There is no good scenario in death. When a child buries a parent, when a wife loses her husband or when families say goodbye to a loved one who has suffered greatly still death tears at the heart. Death (Romans chapter 5) has been the enemy of man since Adam and Eve sinned in the Garden of Eden. Death, because of sin, tears us apart. And, it will always hurt. That is normal. Not good, but normal.  

However, for believer’s death loses its great sting, its deadly barb (I Cor. 15:53-58) because, we do not die spiritually. Our bodies cease to function. But, the Apostle Paul said in II Cor. 5:8 “We are confident, I say, and willing rather to be absent from the body, and to be present with the Lord.” For the believer, laying this flesh aside simply allows us to enter into the presence of Christ. I John 3:2 says, “Beloved, now are we the sons of God, and it doth not yet appear what we shall be: but we know that, when he shall appear, we shall be like him; for we shall see him as he is.” We must be like him before we can enter his presence, I Cor. 15:53 “For this corruptible must put on incorruption, and this mortal must put on immortality.” For Paul the reality of God’s presence was so great it left him longing to leave here, Phil. 1:23a “For I am in a strait betwixt two, having a desire to depart, and to be with Christ…” He knew we would have sorrow. Sorrow at the departure of a loved one is natural. Knowing we will have no way to contact them again as long as we live on this earth causes sorrow. However, as a prelude to that great classic passage on the rapture Paul says in, 1Thes. 4:13-14 But I would not have you to be ignorant, brethren, concerning them which are asleep (those who have died), that ye sorrow not, even as others which have no hope. (v.14) For if we believe that Jesus died and rose again, even so them also which sleep (have died) in Jesus will God bring with him. The unsaved are separated for all of eternity. But, for the child of God, our loved ones have not gone forever. They are coming back here with Jesus when he comes to take the Church home.

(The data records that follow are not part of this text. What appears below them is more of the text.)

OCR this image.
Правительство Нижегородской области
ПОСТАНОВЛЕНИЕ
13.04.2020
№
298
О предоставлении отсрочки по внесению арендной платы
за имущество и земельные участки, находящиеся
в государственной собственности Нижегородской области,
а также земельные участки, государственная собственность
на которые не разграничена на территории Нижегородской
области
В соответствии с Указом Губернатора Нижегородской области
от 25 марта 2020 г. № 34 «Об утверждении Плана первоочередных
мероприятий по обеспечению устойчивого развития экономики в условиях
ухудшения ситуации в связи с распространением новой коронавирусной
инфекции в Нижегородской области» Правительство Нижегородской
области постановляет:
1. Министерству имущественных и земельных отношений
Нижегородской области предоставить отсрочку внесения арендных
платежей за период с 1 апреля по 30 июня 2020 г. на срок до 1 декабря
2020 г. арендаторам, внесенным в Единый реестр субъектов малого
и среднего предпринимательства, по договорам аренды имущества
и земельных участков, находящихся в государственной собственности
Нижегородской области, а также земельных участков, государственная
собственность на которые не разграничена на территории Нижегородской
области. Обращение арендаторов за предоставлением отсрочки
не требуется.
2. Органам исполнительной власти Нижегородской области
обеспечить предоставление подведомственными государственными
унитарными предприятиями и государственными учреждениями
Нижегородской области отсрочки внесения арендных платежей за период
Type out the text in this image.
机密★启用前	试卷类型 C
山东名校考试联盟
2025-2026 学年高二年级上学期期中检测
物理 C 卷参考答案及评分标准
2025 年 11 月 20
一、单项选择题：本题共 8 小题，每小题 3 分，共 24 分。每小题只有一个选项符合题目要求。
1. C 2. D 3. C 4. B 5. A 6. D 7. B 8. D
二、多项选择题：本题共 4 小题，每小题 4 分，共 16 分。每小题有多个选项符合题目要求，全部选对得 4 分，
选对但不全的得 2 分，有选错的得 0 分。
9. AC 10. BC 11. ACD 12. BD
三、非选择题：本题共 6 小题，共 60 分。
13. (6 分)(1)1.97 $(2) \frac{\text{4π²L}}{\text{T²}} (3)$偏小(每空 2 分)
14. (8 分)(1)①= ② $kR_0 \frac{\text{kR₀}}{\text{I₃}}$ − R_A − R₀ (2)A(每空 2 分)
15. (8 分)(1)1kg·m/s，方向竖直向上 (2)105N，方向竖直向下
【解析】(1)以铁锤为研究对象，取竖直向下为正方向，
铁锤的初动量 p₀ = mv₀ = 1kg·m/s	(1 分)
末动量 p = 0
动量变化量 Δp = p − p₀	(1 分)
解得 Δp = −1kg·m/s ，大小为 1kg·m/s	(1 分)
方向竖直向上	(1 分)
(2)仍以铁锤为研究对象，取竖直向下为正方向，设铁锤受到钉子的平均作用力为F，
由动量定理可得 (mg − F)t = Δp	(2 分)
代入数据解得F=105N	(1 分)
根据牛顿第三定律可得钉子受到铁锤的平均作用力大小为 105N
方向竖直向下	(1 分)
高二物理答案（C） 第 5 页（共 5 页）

In the rapture they will come to us with Christ. And if we depart before the rapture, we will go to them in Heaven. That is our great hope, the promise of God. Still, the separation will always be difficult. Because we live in fleshly bodies in a physical world, it will always be hard to let go of those we love. It is perfectly acceptable for Christians to sorrow in death. But when we have the hope of eternal life and can be assured that heaven is just a breath away, it can be a little easier. We will miss their presence with us for this moment. And, we will see their memory played over again in our hearts many times. But we share the same promises. Ours is a heavenly country as well. Ours is an entrance to the city of God, too.  For those who are born again, Heaven is a grand reunion. Our loved ones have simply left a little earlier than we did. There is no death for us, only a passing from this life into God’s presence and a reunion with those we love. And there, never again will death tear at the heart.